Довезя Ирину до калитки, я загнал машину в ворота и, в нелепой надежде встретить Пажкова, спустился с холма. Горели солнцем сваи лыжных подъёмников, купол аквапарка, кое-где обсыпанный снегом, сверкал бриллиантово, а внутри уже бурлила вовсю зелёная вода. Я не стал прорываться на территорию, тем более что пажковской машины не было на стоянке. Да и что бы ей делать здесь? Проект почти закончен, на очереди десятки других.
Подчиняясь направлению дороги, я двинулся к монастырю и, свернув на снеговую тропу, через арку в крепостной стене, мимо хозяйственных построек, подошёл к храму. Я раньше не особенно разглядывал его – церковь как церковь. А теперь поднял голову и увидел на внешних стенах стёртые фрески. Может быть, такой же Илья, как наш, в незапамятные времена работал над ними. Эта мысль меня увлекла. Я стоял, задрав голову, и чувствовал, что моя жизнь стала на несколько веков длиннее.
А затем поднялся на крыльцо и, отворив по очереди две тугие двери, оказался в полумраке внутреннего помещения. Густо пахло цементом, краской, бог ещё знает чем. Ильи видно не было. Наконец я разглядел его в алтаре – он словно растворялся в напитанном побелкой воздухе. А на стенах уже зацветало что-то нежное, яркое – проступающие из вечности фигуры в хитонах!
Я смотрел на выглянувшие в дольний мир лики святых, на их живые, струящиеся одежды и позы и понимал, что Илья уже не укроется в благодати безвестности. Маленькая судьба, внутри которой он блуждал безмятежно, порисовывал да постукивал молотком, закончилась. Вечно теперь на лесах, в колоколе сырого храма, он будет тратить себя, как краску.
– А похоже чем-то на акварель! – сказал Илья, заметив меня. – Краска слоями!

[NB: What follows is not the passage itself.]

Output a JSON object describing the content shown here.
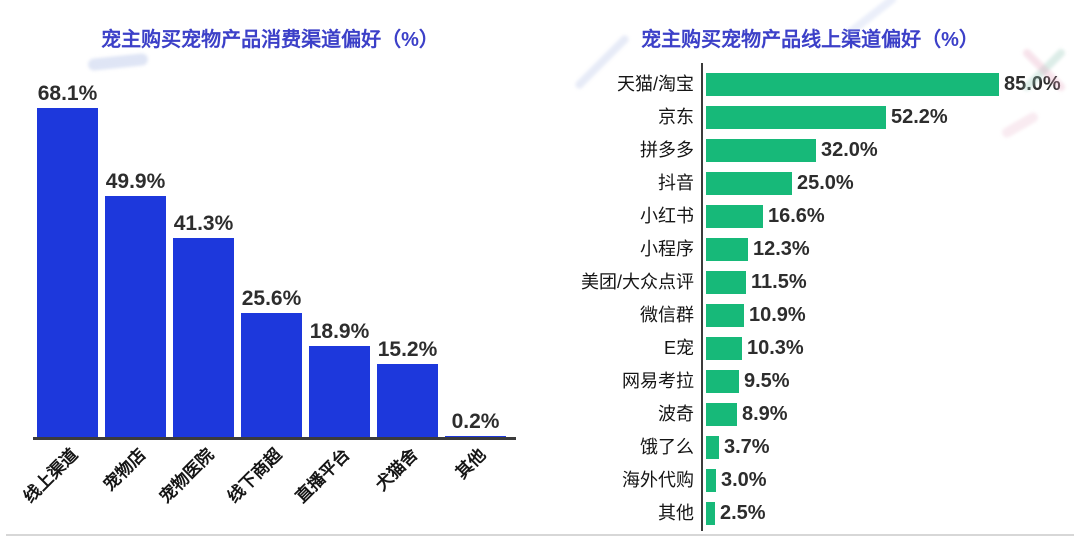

В последние месяцы он не приветствовал меня при встрече. В том смысле, что без разлуки незачем и здороваться. Как будто каким-то краем между нами беспрерывно тёк разговор. Я видел – сомнения оставили его. Он был весь, с головой и сердцем, погружён в эти «слои». На шее у него висели наушники.
– Петя подарил! – объяснил он, выйдя со мной на пару минут – подышать. – Вот слушаю – Рахманинов «Всенощное бдение». Так мне нравится! А то я с Димой всё ругаюсь и думаю потом не о том. А тут включил – и хорошо.
– Ну как Архангелу Михаилу «лик» пажковский пошёл?
– Да не стал я всё-таки, – тихо сказал Илья и оглянулся на двери храма. – Подождал, когда все разбредутся, ну и сделал по-своему. Крику потом было, конечно. Но не сбивать же – и так опаздываем! Я тут подумал, – продолжал он, переходя на обычную громкость голоса. – напишу Михал Глебычу что-нибудь от души, в качестве компенсации! Уже даже сделал эскизы. Только время теперь найти и хоть картон какой подходящий.
– А ты что же думаешь, это нормально – после всего, что он учинил, картиночки ему рисовать?
Илья запрокинул голову. С карниза упорно и весело, толкая друг друга, на снег слетали капли. Понять его взгляд было нетрудно. Предвесенняя оттепель говорила русскому художнику о подлинно важной роли весны и о приходящей роли Михал Глебыча, на которого не стоит так уж сердиться.
В это время под сводами крыльца скрипнула дверь и в щель крикнули:
– Илья! Опять ты бродишь! Не видишь, у тебя стена сохнет!
– Ладно. Помчался! – кивнул он мне и, шустро надев наушники, канул в туман и свет своей нынешней мастерской.
Пора и мне было идти. Но почему-то я не ушёл, а шмыгнул в двери, разыскал залитую побелкой скамеечку и, постелив картонку, сел в уголок смотреть, как работает Илья. Артельные поглядывали на меня косо, но прогнать не решались. А потом кто-то попросил меня помочь переставить лестницу.
С этой минуты и до самого вечера я таскал вёдра, переставлял стремянки, сбивал у восточной стены леса. Это было глупо и на первый взгляд унизительно. Выходило, что я работаю на Пажкова! Он закрыл нашу булочную, и теперь у меня есть время поспособствовать реализации его амбициозных идей. И всё же после встречи с Ильёй двусмысленность ситуации не смущала меня. Как будто власть Михал Глебыча была лишь досадным недоразумением, чуть заметной складкой на вечности творенья.